Numerical Parametric Study of a Six-Stroke Gasoline Compression Ignition (GCI) Engine Combustion

Numerical investigation of engine performance and emissions of a six-stroke gasoline compression ignition (GCI) engine combustion at low load conditions is presented. In order to identify the effects of additional two strokes of the six-stroke engine cycle on the thermal and chemical conditions of charge mixtures, an in-house multi-dimensional CFD code coupled with high fidelity physical sub-models along with the Chemkin library was employed. The combustion and emissions were calculated using a reduced chemical kinetics mechanism for a 14-component gasoline surrogate fuel. Two power strokes per cycle were achieved using multiple injections during compression strokes.

Parametric variations of injection strategy viz., individual injection timing for both the power strokes and the split ratio that enable the control of combustion phasing of both the power strokes were explored.
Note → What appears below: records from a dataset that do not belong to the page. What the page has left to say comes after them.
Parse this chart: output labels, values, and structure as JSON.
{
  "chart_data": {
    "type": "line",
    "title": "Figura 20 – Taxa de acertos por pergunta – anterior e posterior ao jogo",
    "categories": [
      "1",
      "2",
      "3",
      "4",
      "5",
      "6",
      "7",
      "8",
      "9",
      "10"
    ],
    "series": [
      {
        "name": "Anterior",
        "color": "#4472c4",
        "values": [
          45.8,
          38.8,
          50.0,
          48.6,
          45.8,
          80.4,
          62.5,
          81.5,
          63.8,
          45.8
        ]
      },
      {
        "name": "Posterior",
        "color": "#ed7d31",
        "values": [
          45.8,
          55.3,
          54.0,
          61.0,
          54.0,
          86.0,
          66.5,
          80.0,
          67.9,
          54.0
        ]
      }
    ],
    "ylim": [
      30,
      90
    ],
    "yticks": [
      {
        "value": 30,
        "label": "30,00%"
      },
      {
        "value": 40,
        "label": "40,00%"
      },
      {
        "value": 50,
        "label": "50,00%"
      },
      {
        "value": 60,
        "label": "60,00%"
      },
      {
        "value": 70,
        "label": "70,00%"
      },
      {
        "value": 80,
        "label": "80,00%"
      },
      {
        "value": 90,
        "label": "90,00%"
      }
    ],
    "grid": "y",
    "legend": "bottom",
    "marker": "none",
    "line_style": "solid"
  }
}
The computational results suggest that the operability limit of GCI combustion can be effectively expanded by controlling the mixture thermodynamic conditions and achieving optimum mixture stratification. It was uniquely found that the charge mixtures could burn in the mixing-controlled mode during the second power stroke with the injection timing control and result in substantial soot reduction while maintaining high combustion efficiency. Also, the variation of split ratio was found to be effective in controlling the combustion phasing and pressure rise rate for both the power strokes.